After the house visit, most buyers are usually in a rush to close the deal and become the newest property owners in the neighbourhood. However, conveyancers often advise their clients not to be in a rush since they need to conduct due diligence on the property. Most conveyancers prefer to conduct this activity before you make any commitments. However, if you are in a rush, the conveyancer will perform due diligence during the cooling-off period. So, what is due diligence, and why is it so important? Read the extract below. 
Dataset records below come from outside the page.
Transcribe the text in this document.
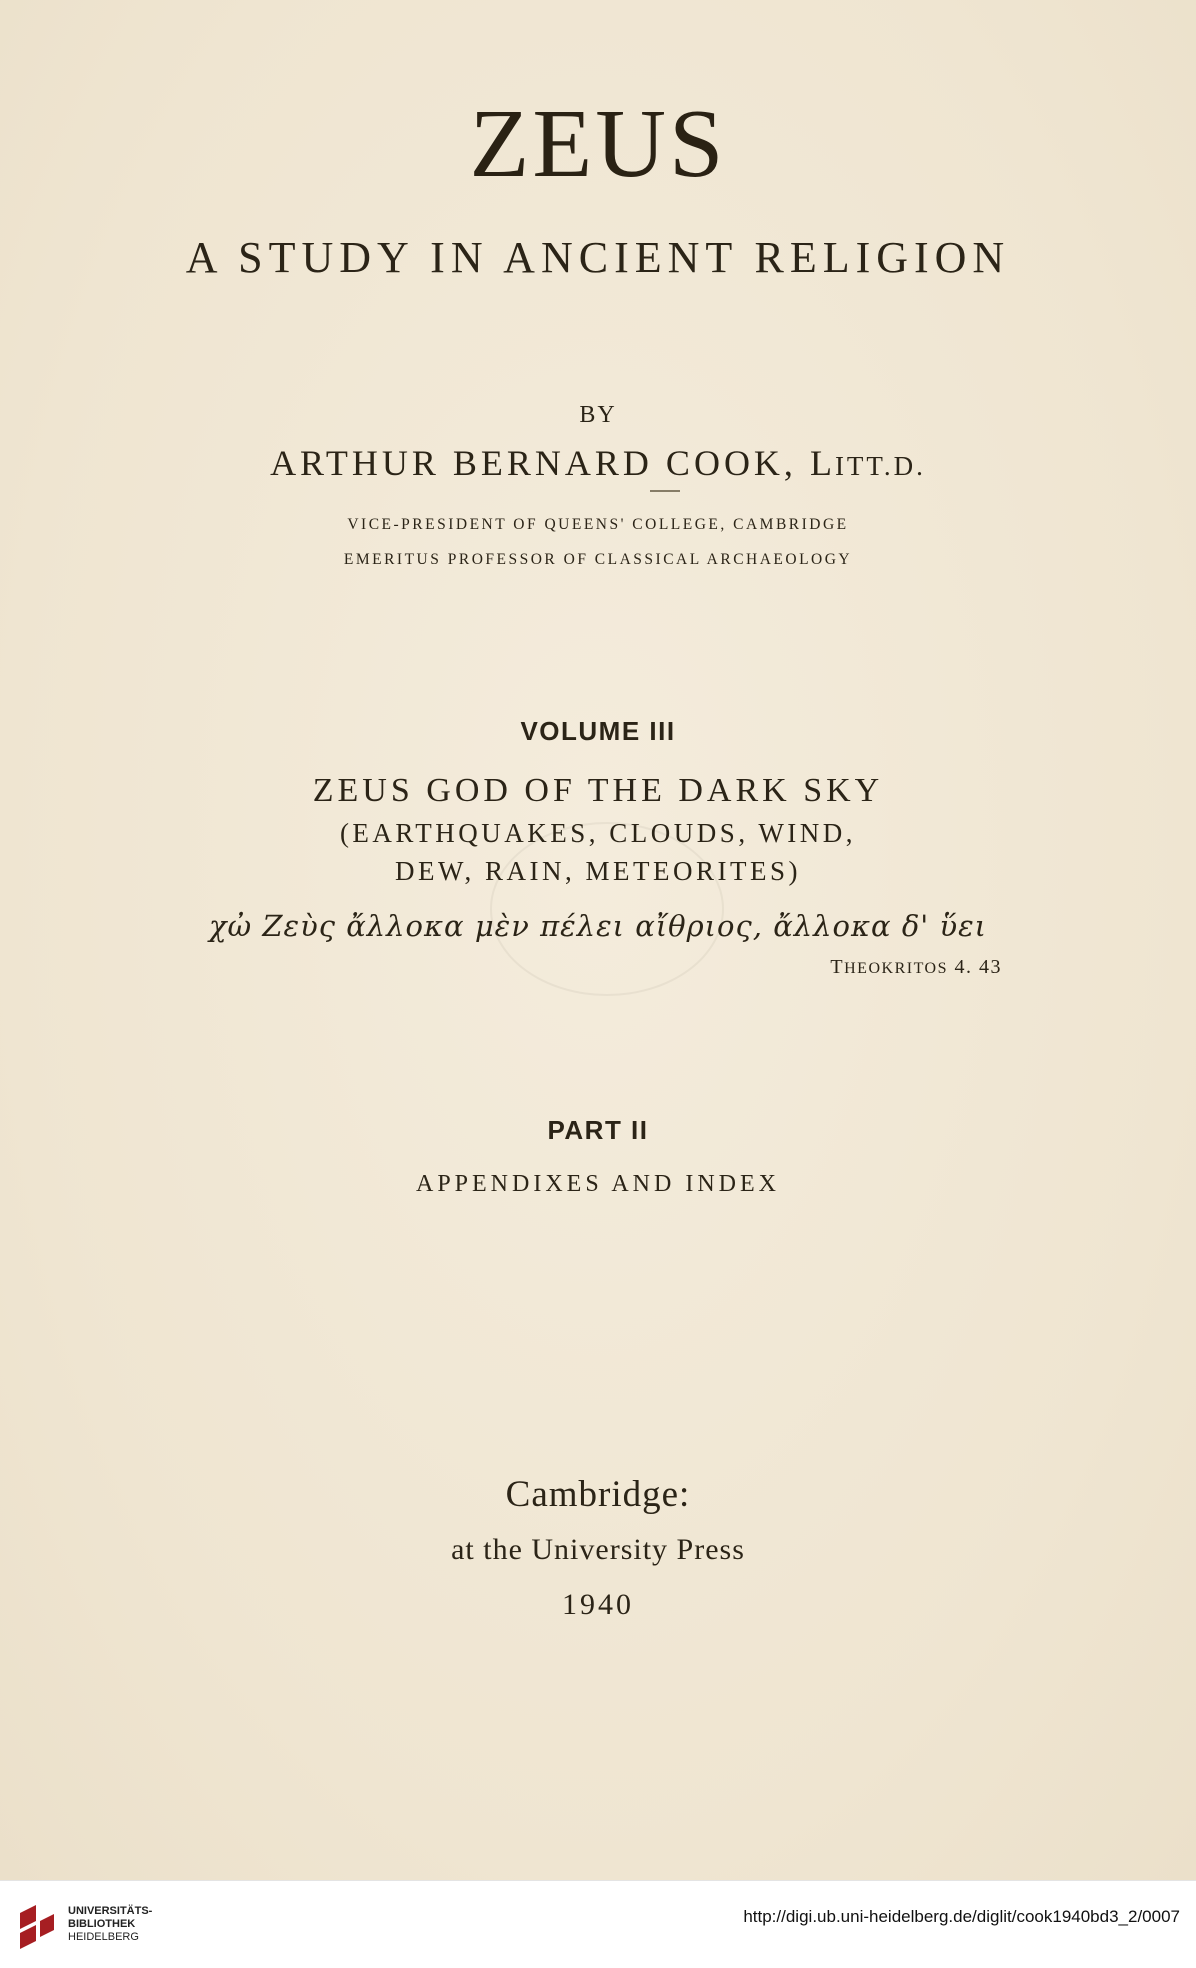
ZEUS
A STUDY IN ANCIENT RELIGION
BY
ARTHUR BERNARD COOK, LITT.D.
VICE-PRESIDENT OF QUEENS' COLLEGE, CAMBRIDGE
EMERITUS PROFESSOR OF CLASSICAL ARCHAEOLOGY
VOLUME III
ZEUS GOD OF THE DARK SKY
(EARTHQUAKES, CLOUDS, WIND,
DEW, RAIN, METEORITES)
χὠ Ζεὺς ἄλλοκα μὲν πέλει αἴθριος, ἄλλοκα δ' ὕει
THEOKRITOS 4. 43
PART II
APPENDIXES AND INDEX
Cambridge:
at the University Press
1940
UNIVERSITÄTS-
BIBLIOTHEK
HEIDELBERG
http://digi.ub.uni-heidelberg.de/diglit/cook1940bd3_2/0007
The primary objective of due diligence is to establish whether the property is a safe financial investment. The conveyancer begins by assessing the reasons why the property is on sale. For example, some people will list commercial properties on the market when there are no longer viable. If this is the case, you will need to spend a substantial amount of money to revive the investment. On the other hand, some people will sell residential properties when the neighbourhood is no longer conducive. For example, it could be a noisy neighbour or an upcoming development that could interrupt their family life. It would be difficult to identify such things during the home visit. However, your conveyancer will let you know. 
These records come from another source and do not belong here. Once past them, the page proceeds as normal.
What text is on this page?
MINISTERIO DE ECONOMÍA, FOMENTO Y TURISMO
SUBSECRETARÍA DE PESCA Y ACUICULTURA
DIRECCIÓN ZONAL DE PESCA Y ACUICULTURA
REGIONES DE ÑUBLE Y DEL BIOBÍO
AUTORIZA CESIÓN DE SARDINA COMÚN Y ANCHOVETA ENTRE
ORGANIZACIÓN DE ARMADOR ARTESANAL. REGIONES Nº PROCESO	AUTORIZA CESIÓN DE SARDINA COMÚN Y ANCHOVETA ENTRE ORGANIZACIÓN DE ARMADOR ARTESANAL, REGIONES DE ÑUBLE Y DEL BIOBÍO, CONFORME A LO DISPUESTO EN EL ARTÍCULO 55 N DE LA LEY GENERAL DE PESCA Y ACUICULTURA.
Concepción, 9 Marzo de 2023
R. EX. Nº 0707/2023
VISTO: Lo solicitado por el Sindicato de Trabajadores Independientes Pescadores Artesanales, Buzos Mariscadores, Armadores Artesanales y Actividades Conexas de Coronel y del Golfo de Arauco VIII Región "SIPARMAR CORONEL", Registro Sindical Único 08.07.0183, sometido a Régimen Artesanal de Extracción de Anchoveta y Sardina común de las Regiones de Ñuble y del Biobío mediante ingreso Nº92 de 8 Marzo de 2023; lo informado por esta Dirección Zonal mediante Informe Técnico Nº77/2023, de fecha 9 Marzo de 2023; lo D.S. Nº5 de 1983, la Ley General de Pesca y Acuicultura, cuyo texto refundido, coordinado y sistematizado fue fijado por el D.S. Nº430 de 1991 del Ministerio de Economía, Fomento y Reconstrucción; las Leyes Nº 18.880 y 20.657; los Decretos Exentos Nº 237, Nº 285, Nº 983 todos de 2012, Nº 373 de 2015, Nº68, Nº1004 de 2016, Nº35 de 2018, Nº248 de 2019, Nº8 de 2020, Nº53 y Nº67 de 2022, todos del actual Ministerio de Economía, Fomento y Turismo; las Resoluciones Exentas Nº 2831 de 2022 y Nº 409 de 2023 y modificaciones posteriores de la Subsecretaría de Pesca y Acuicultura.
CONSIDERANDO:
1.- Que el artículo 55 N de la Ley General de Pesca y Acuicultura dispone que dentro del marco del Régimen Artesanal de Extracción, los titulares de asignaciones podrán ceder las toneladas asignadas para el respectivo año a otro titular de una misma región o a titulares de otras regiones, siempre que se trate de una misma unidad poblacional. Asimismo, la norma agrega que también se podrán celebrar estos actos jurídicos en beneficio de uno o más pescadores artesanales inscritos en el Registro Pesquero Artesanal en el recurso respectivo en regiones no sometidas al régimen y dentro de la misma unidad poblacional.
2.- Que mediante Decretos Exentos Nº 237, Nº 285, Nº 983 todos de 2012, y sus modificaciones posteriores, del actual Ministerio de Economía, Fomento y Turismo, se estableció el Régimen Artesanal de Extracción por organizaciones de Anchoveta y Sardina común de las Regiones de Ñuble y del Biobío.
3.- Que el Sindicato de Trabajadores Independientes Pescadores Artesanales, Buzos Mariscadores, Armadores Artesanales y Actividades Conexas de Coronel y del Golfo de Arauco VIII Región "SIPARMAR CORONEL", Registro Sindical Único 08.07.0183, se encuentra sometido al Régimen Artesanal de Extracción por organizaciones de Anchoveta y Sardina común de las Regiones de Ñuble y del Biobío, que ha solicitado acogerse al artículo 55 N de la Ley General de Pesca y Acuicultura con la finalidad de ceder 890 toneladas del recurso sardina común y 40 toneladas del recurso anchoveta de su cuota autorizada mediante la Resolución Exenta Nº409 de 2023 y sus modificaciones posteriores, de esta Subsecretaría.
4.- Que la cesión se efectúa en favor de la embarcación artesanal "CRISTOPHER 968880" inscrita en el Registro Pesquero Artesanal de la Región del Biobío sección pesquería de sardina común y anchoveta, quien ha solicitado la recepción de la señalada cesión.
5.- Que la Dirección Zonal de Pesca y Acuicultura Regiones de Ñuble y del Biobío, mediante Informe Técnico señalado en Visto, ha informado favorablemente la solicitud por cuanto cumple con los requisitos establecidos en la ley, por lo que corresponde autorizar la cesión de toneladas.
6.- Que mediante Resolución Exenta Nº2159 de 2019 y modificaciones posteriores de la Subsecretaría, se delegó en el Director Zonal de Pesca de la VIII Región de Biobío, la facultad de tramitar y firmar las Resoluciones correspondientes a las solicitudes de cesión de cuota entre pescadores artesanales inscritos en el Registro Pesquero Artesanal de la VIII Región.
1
The conveyancer will also assess internal factors that could cause liabilities or make your stay uncomfortable. As such, they will assess land maps to determine the exact boundaries of the property and the existence of any easements on the property. For instance, if the public drainage runs through the property, what would happen if it started leaking? You could also be shocked to find out that a section of the property, such as the backyard or garage, belongs to the neighbours. Your conveyancer will also assess the susceptibility of the property to natural hazards. For instance, even though the property is not located on a flood plain, it could be prone to flooding during the rainy season. 

A critical aspect of conducting due diligence is establishing the legality of the development. For instance, is it in accordance with the zoning laws? Did the contractor follow the building code? You risk severe penalties if the building flouts these regulations. In severe circumstances, you could be compelled to pull down the structure. If the property is located in a strata development, the conveyancer will present you with a copy of the development's bylaws. Regulations regarding the keeping of pets, installations on your front yard or the holding of parties could deter or encourage you into buying the property. 

Due diligence is one of the most critical aspects of the conveyancing process. As a rule, you should always leave this work to an experienced and licenced conveyancer.